After getting busy with all kinds of other stuff for…heh, a year…, I started thinking back on the Drmn’ TranceVibe project. My grandmaster plan was to “mass” (qty: 20 or so) produce them and see if they’d sell. Anyway, since the original design, a few small cost and manufacturability enhancements have been made: smaller SMD oscillator clocked down to 4MHz (cheaper, sucks less current, and most importantly doesn’t poke through the board where the PIC goes), programming jig (eliminates program connector with same pokeybit problem*), smaller (less flash memory) PIC (I’m still only using a fraction of it), so now the whole thing could theoretically be reflow soldered. The board is still original, since I got a batch of about 30 of them and haven’t really used any. They still need to be cut by hand.
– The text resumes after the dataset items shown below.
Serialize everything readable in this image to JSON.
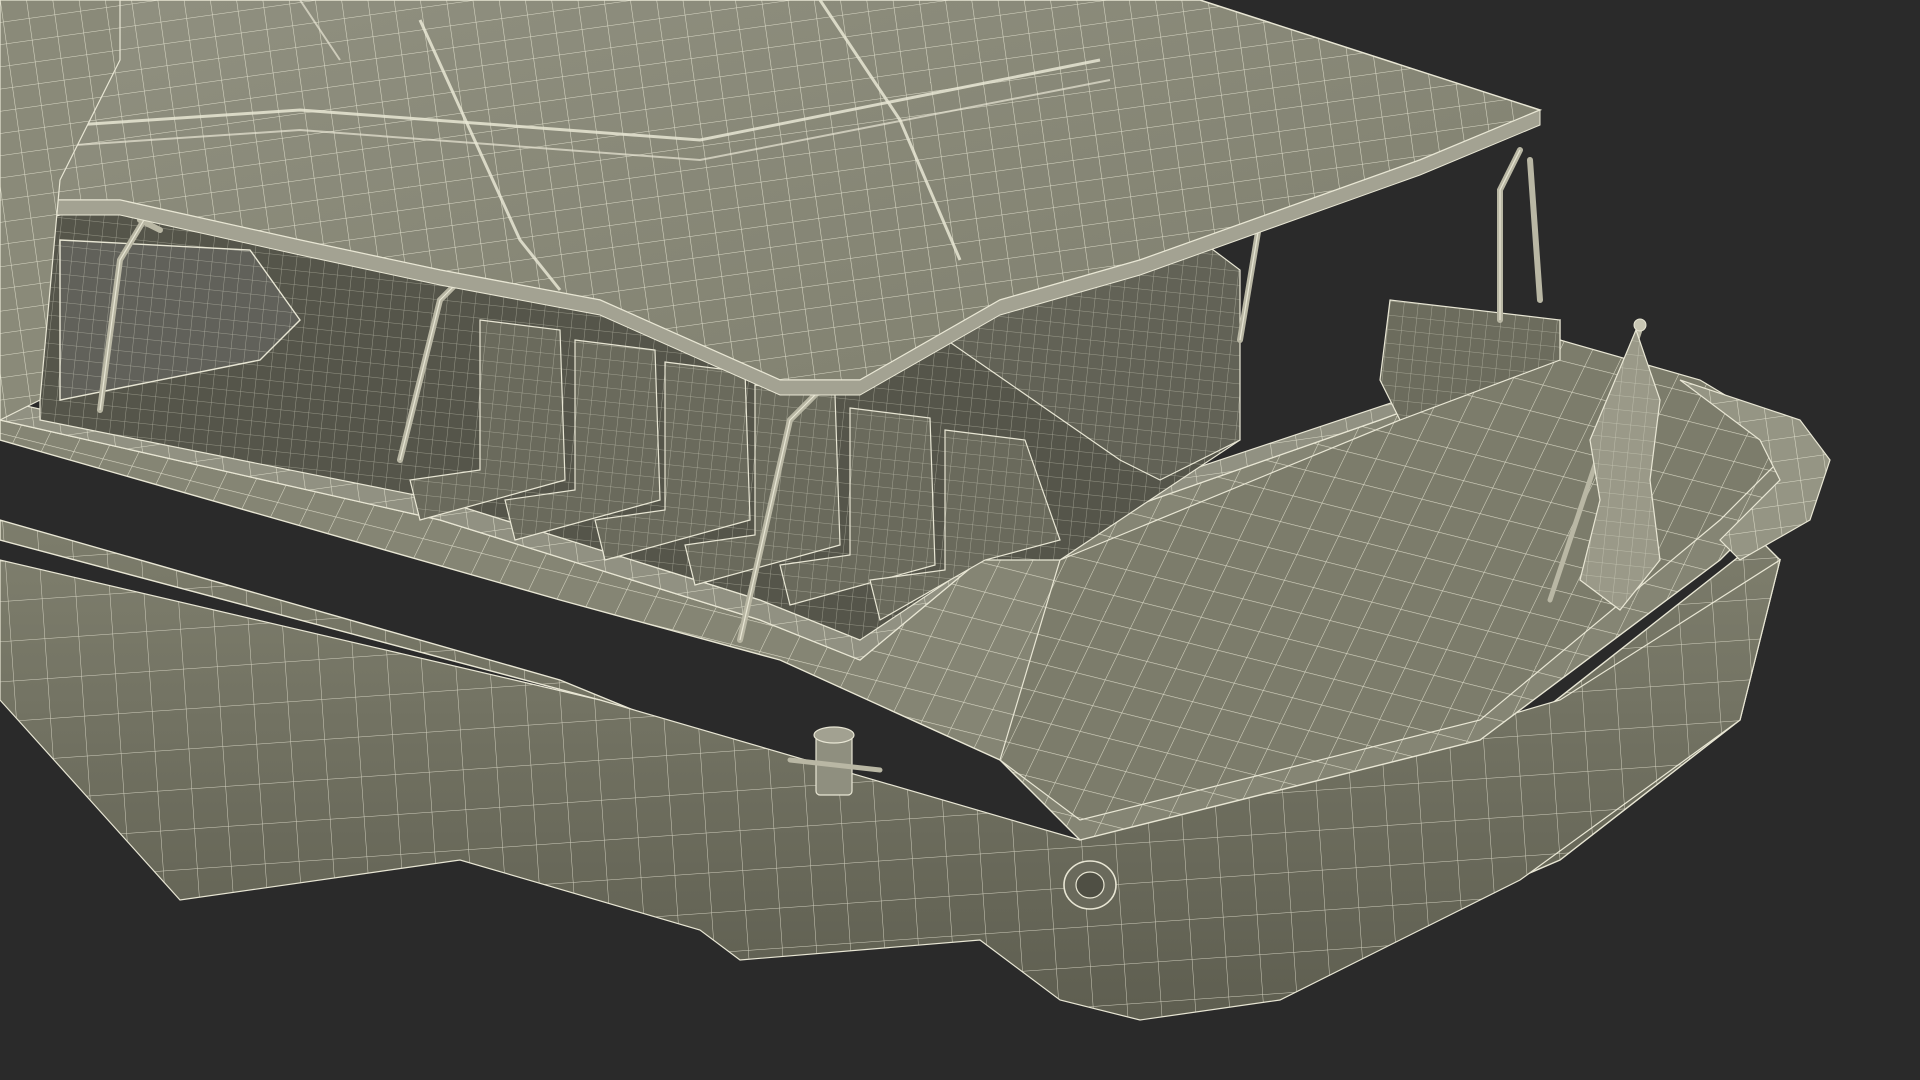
{
  "scene": {
    "subject": "boat-wireframe-render",
    "colors": {
      "background": "#2a2a2a",
      "surface_light": "#8c8c7c",
      "surface_mid": "#7a7a6a",
      "surface_dark": "#5e5e50",
      "interior": "#56564a",
      "wire": "#e8e6d4"
    }
  }
}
Sort of by chance, I also stumbled on OpenDildonics, which has a photo of the original ASCII vibe’s innards. Holy overdesign Batman! I don’t know whether to laugh, cry, or buy one off Ebay so I can figure out just what the hell it’s doing. Unless it serves double duty as a trance vibrator and some bizarre harmonic mind-control device, there are far too many parts on this board.

Actually, it looks like they’re putting out the 1-byte “how much vibration” level, converting it to an analog value and driving the motor linearly. I can’t think of why they’d take this approach over a simple PWM controller (which is what the Drmn’ Trance Vibe does) except to avoid the recurring voltage kickback as the motor power is switched on and off, but this can easily be snubbed with a fast diode (indeed, most FETs, including the ones used on the DTV, have a built-in body diode). Maybe microcontroller technology hadn’t advanced to that point by then where they could just run a PWM loop and handle the USB port at the same time.

* note to self: beer and CAD do not mix.